Due to the size of its area of competence, and the importance of this area in impacting national legislation and everyday lives the Environment Committee is well-placed to become a victim of its own powers. As a body it is not a free agent, but rather its work must balance a variety of interests - its members aware that they cannot please all of the people all of the time. On high-profile issues, the Committee's powers leave it a vulnerable target for backstabbing, both by member state governments (who colluded in the legislation anyway but hide behind Brussels) or news hungry media. It is noteworthy that some of the most famous euro-myths currently circulating in the British media (from 'straight bananas' to the death of 'fish and chips') concern policy which has some point passed through the Environment Committee.
A future of legislation or implementation?
The Environment committee has tough battles ahead, not least enlargement and the monitoring of third country imports of goods which are not subject to the same standards. Perhaps the greatest of all these challenges will be facing up to the fact that environmental legislation is poorly implemented by member states if at all. As obedient member states cry "foul" whilst others transgress, attention is turning to how we can enforce or sanction states for not implementing legislation - particularly those future member states who had no hand in the ambitious legislation to which they will be subject upon entering the Union. Here the Environment Committee could have a role to play in recognising the need for a two-way dialogue monitoring the impact of legislation. This means greater jurisprudence, and a reconnecting with the people who matter - the implementers in member states who know better than anyone (better than Brussels lobbyists and government officials) the practicalities of what works and what does not. Most of all the current feeling in the Environment Committee reflects the general need to take stock and look at the quality rather than the quantity of environmental legislation that passes through its does.

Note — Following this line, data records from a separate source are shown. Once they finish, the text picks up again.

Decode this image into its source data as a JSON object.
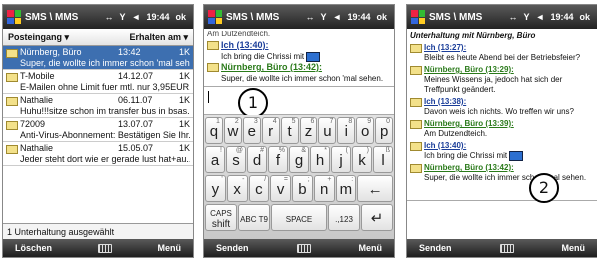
{
  "title_bar": {
    "app": "SMS \\ MMS",
    "connectivity": "↔",
    "signal": "Y",
    "volume": "◄",
    "time": "19:44",
    "ok": "ok"
  },
  "inbox": {
    "folder": "Posteingang ▾",
    "sort": "Erhalten am ▾",
    "messages": [
      {
        "from": "Nürnberg, Büro",
        "date": "13:42",
        "size": "1K",
        "preview": "Super, die wollte ich immer schon 'mal seh...",
        "selected": true
      },
      {
        "from": "T-Mobile",
        "date": "14.12.07",
        "size": "1K",
        "preview": "E-Mailen ohne Limit fuer mtl. nur 3,95EUR...."
      },
      {
        "from": "Nathalie",
        "date": "06.11.07",
        "size": "1K",
        "preview": "Huhu!!!sitze schon im transfer bus in bsas...."
      },
      {
        "from": "72009",
        "date": "13.07.07",
        "size": "1K",
        "preview": "Anti-Virus-Abonnement: Bestätigen Sie Ihr..."
      },
      {
        "from": "Nathalie",
        "date": "15.05.07",
        "size": "1K",
        "preview": "Jeder steht dort wie er gerade lust hat+au..."
      }
    ],
    "status": "1 Unterhaltung ausgewählt",
    "softkeys": {
      "left": "Löschen",
      "right": "Menü"
    }
  },
  "compose": {
    "partial_top": "Am Dutzendteich.",
    "entries": [
      {
        "sender": "Ich (13:40):",
        "text": "Ich bring die Chrissi mit"
      },
      {
        "sender": "Nürnberg, Büro (13:42):",
        "text": "Super, die wollte ich immer schon 'mal sehen."
      }
    ],
    "callout": "1",
    "keyboard": {
      "rows": [
        [
          [
            "q",
            "1"
          ],
          [
            "w",
            "2"
          ],
          [
            "e",
            "3"
          ],
          [
            "r",
            "4"
          ],
          [
            "t",
            "5"
          ],
          [
            "z",
            "6"
          ],
          [
            "u",
            "7"
          ],
          [
            "i",
            "8"
          ],
          [
            "o",
            "9"
          ],
          [
            "p",
            "0"
          ]
        ],
        [
          [
            "a",
            "!"
          ],
          [
            "s",
            "@"
          ],
          [
            "d",
            "#"
          ],
          [
            "f",
            "%"
          ],
          [
            "g",
            "&"
          ],
          [
            "h",
            "*"
          ],
          [
            "j",
            "("
          ],
          [
            "k",
            ")"
          ],
          [
            "l",
            "ß"
          ]
        ],
        [
          [
            "y",
            "'"
          ],
          [
            "x",
            "-"
          ],
          [
            "c",
            "/"
          ],
          [
            "v",
            "="
          ],
          [
            "b",
            ";"
          ],
          [
            "n",
            "+"
          ],
          [
            "m",
            ":"
          ]
        ]
      ],
      "ctrl": {
        "backspace": "←",
        "caps": "CAPS",
        "shift": "shift",
        "abc": "ABC T9",
        "space": "SPACE",
        "num": ".,123",
        "enter": "↵"
      }
    },
    "softkeys": {
      "left": "Senden",
      "right": "Menü"
    }
  },
  "conversation": {
    "header": "Unterhaltung mit Nürnberg, Büro",
    "entries": [
      {
        "sender": "Ich (13:27):",
        "text": "Bleibt es heute Abend bei der Betriebsfeier?",
        "mine": true
      },
      {
        "sender": "Nürnberg, Büro (13:29):",
        "text": "Meines Wissens ja, jedoch hat sich der Treffpunkt geändert.",
        "mine": false
      },
      {
        "sender": "Ich (13:38):",
        "text": "Davon weis ich nichts. Wo treffen wir uns?",
        "mine": true
      },
      {
        "sender": "Nürnberg, Büro (13:39):",
        "text": "Am Dutzendteich.",
        "mine": false
      },
      {
        "sender": "Ich (13:40):",
        "text": "Ich bring die Chrissi mit",
        "mine": true
      },
      {
        "sender": "Nürnberg, Büro (13:42):",
        "text": "Super, die wollte ich immer schon 'mal sehen.",
        "mine": false
      }
    ],
    "callout": "2",
    "softkeys": {
      "left": "Senden",
      "right": "Menü"
    }
  },
  "colors": {
    "selection": "#3d6fb0",
    "sender_me": "#1a3d99",
    "sender_other": "#2a7a1a"
  }
}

There is enough history now in the field of environmental legislation for us to look back and survey the field - and stop littering it with legislation which goes ignored and end up on the scrapheap.
1 - Article in the 'Parliament Magazine' October 2002.
2 - Biblical ref: Daniel was a high level administrator of public affairs under King Darius in Persia who showed loyalty to god above his king but also loyalty to his king.
3 - Ubiquitously present in the atmosphere, but also present in wood.